Many of us might agree that ObamaCare’s overreach will force change but question whether dysfunction was baked into a plan to blame greedy insurers and push for a single-payer solution or if the number of voters who have ObamaCare buyer’s remorse will exceed the number who are partially or fully dependent on government benefits.

Many U.S. companies have been rushing to drop bare-bones health plans and to steer employees, particularly part-timers, into insurance exchanges.
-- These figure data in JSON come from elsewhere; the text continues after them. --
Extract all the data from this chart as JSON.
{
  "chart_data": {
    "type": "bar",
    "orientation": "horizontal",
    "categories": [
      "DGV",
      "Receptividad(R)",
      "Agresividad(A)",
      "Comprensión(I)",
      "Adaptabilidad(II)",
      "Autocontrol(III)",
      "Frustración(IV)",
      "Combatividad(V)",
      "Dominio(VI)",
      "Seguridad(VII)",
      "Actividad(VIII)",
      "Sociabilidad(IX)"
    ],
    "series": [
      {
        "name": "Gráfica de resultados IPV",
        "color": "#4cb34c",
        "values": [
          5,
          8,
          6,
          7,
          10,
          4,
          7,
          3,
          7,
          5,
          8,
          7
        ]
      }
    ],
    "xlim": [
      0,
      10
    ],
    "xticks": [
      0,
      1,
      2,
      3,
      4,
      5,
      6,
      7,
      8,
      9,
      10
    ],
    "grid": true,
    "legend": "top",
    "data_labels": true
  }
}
An employer stampede out of health-care administration means that far more Americans will be dependent on government-sponsored plans in the next year or two. Once dependence and entitlement settle into a nation’s psyche, abandonment of social progress is unheard of, absent impending financial collapse.

As a general rule, progressive steps forward into entitlement minefields are usually followed by stubborn and expensive stomps to the finish line, not by retreats or surrender.